States not yet ready to fully integrate Medicaid and Medicare services still can reap benefits, according to the report, by developing programs to better manage long-term care services and supports and integrate long-term and acute services. Managed long-term care programs have been shown to improve quality, cost-effectiveness, and community placements in states such as Arizona, Florida, Texas, and Wisconsin.

The report recommends implementing a managed long-term care program for Medicaid beneficiaries; implementing a managed long-term care program for Medicaid beneficiaries that also integrates acute care services covered by Medicaid; and implementing an integrated care program for dual-eligibles with one of several approaches — wraparound or partially capitated contract for one or all of the services covered by Medicaid or a capitated contract with a Medicare Advantage Special Needs Plan for the full range of Medicaid primary, acute, behavioral, long-term care supports and services.

5. Care Management for High-Risk, High-Cost Members with Multiple Chronic Health Needs. The report noted that less than 5% of Medicaid beneficiaries account for close to 50% of total expenditures, with the top 1% responsible for more than 25% of annual Medicaid costs nationally. Most of these beneficiaries have multiple chronic physical and behavioral health conditions and/or disabilities, often complicated by socio-economic factors. "Developing programs to better manage the care of this very small, high-cost group of beneficiaries offers tremendous opportunities to increase quality and control costs," the report asserted.

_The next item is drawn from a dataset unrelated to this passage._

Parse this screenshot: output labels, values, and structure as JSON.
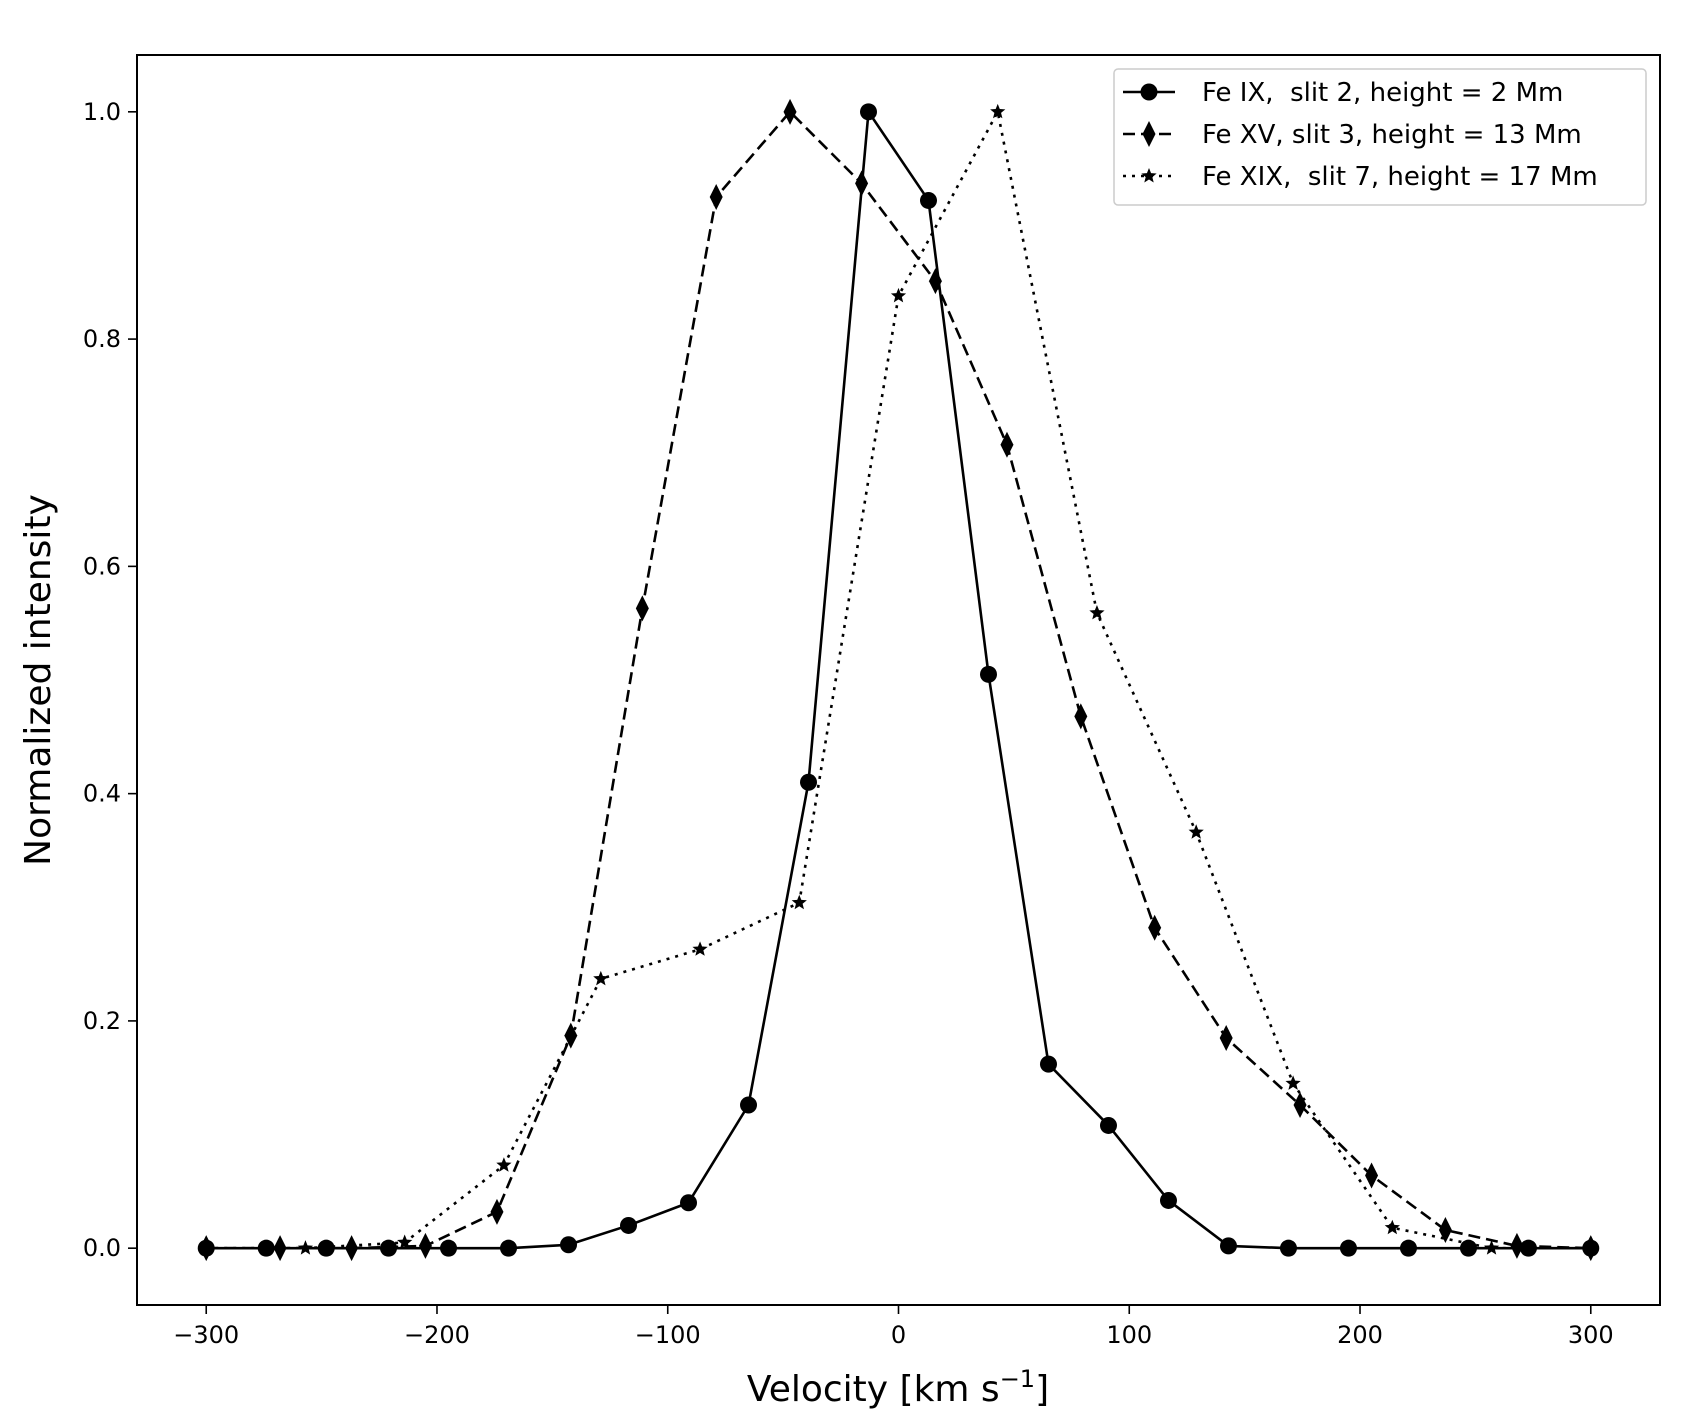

Some organizations have achieved a significant decrease in costs and improvements in quality measures by using predictive modeling to identify persons who may become ill (and costly) and employing intense medical management for those with multiple diseases who are already very costly. "By reducing the need for, and utilization of, hospitals and nursing homes, costs for these patients can eventually be brought under much better control," the report said.

The authors recommend implementing a care management program that focuses on the top 1% to 5% of highest-risk, highest-cost beneficiaries and incorporating a targeted care management strategy for the top 1% to 5% of highest-risk, highest-cost beneficiaries into any managed care program or contract for aged, blind, and disabled beneficiaries.